Dear Lothar
On Thu, 2017-07-06 at 09:50 +0200, Lothar Waßmann wrote:
Hi,
On Wed, 5 Jul 2017 22:49:28 -0600 Simon Glass wrote:
Hi Lothar,
On 23 June 2017 at 00:30, Lothar Waßmann LW@karo-electronics.de wrote:
Hi,
On Wed, 21 Jun 2017 09:59:05 +0200 Lothar Waßmann wrote:
Hi,
On Tue, 20 Jun 2017 12:26:29 -0600 Simon Glass wrote:
Hi Lothar,
On 20 June 2017 at 04:25, Lothar Waßmann <LW@karo-electronics .de> wrote:
LCD_MAX_WIDTH, LCD_MAX_HEIGHT and LCD_MAX_LSBPP are not alternative values for one specific variable, but unrelated entities with distinct purposes. There is no use defining them as values of an 'enum'.
Can you explain why #define is better? I prefer enum since they are a compiler construct instead of preprocessor (thus no need for brackets, no strange conversion things) and the debugger knows about them.
An enum defines alternative values for one specific entity (e.g. clauses for a switch construct), but not a collection of arbitrary data items.
The 'enum' construct would fail miserably for an LCD controller that has a square max. frame size (e.g. 4096x4096).
What does this mean? I don't understand sorry.
Try your enum with MAX_LCD_WITDH == MAC_LCD_HEIGHT.
Can you please be explicit as to what the problem is? Sorry but I don't understand what you are driving at. Do you have a test program which shows the problem?

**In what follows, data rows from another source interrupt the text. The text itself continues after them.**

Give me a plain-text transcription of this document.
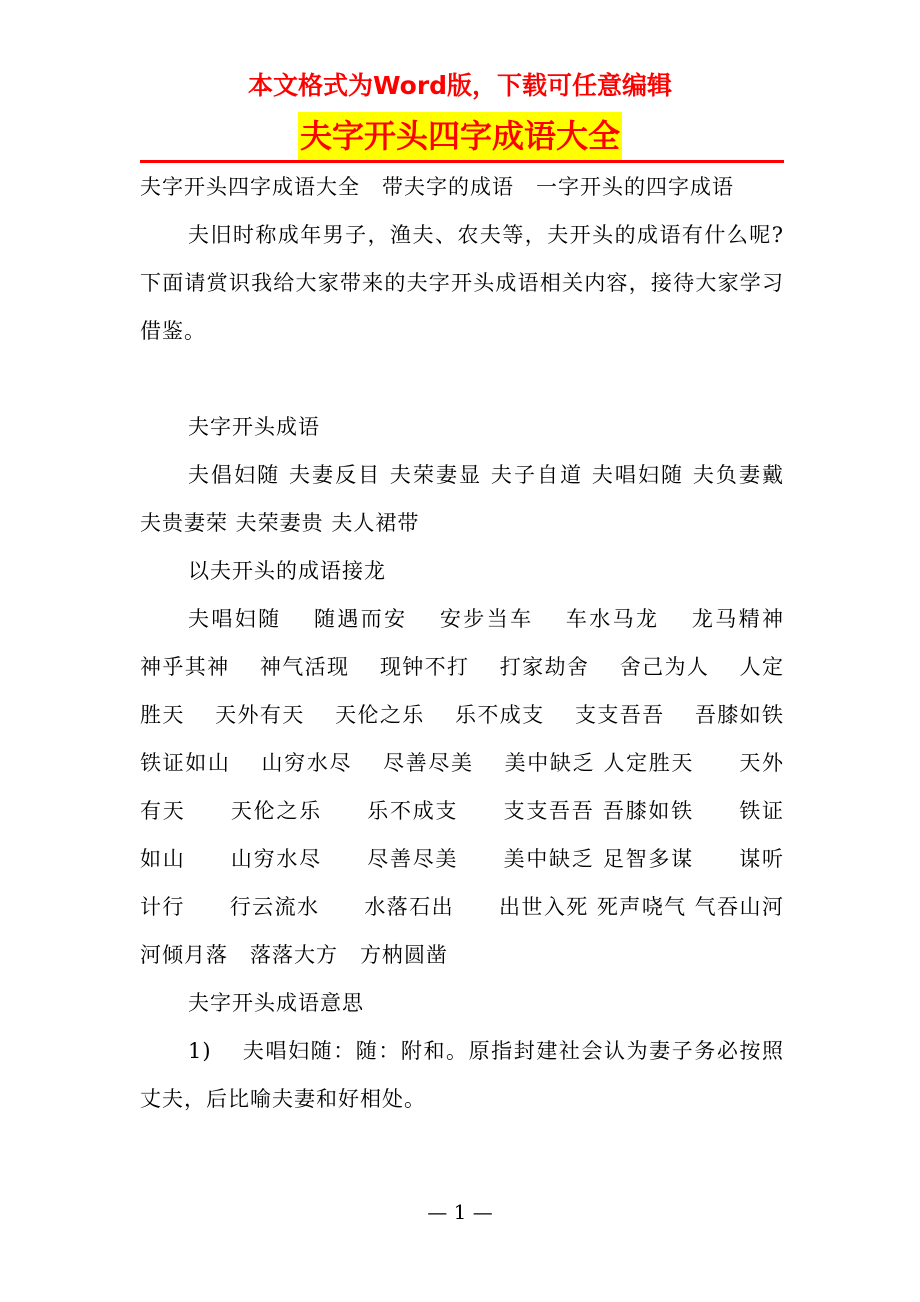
本文格式为Word版，下载可任意编辑
夫字开头四字成语大全

夫字开头四字成语大全　带夫字的成语　一字开头的四字成语

夫旧时称成年男子，渔夫、农夫等，夫开头的成语有什么呢?下面请赏识我给大家带来的夫字开头成语相关内容，接待大家学习借鉴。

夫字开头成语

夫倡妇随 夫妻反目 夫荣妻显 夫子自道 夫唱妇随 夫负妻戴 夫贵妻荣 夫荣妻贵 夫人裙带

以夫开头的成语接龙

夫唱妇随　 随遇而安　 安步当车　 车水马龙　 龙马精神　 神乎其神　 神气活现　 现钟不打　 打家劫舍　 舍己为人　 人定胜天　 天外有天　 天伦之乐　 乐不成支　 支支吾吾　 吾膝如铁 铁证如山　 山穷水尽　 尽善尽美　 美中缺乏 人定胜天　　天外有天　　天伦之乐　　乐不成支　　支支吾吾 吾膝如铁　　铁证如山　　山穷水尽　　尽善尽美　　美中缺乏 足智多谋　　谋听计行　　行云流水　　水落石出　　出世入死 死声哓气 气吞山河　河倾月落　落落大方　方枘圆凿

夫字开头成语意思

1)　 夫唱妇随：随：附和。原指封建社会认为妻子务必按照丈夫，后比喻夫妻和好相处。

— 1 —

You cannot have two different enum items with the same value! Thus: enum { MAX_LCD_WIDTH = 4096, MAX_LCD_HEIGHT = 4096, }; won't compile.
Says who?
At least my gcc compilers even compile the following just fine:
enum { MAX_LCD_WIDTH = 4096, MAX_LCD_HEIGHT = MAX_LCD_WIDTH, };
I really don't think you have any valid point here. Enum items are really just numbers and there is no limitation as such whether two items may share the same number or not. It's really absolutely OK. Of course as such one can not really guess the exact enum item/name from just the number which may sound suboptimal but that is completely legal in C. Some other high level languages do not allow that as far as I remember (e.g. Java).
The purpose of an enum is to provide a collection of possible values that can be taken by a single variable. E.g. enumerate the states of a state machine, video modes, CPU types... It's not meant to group together otherwise unsolicited values.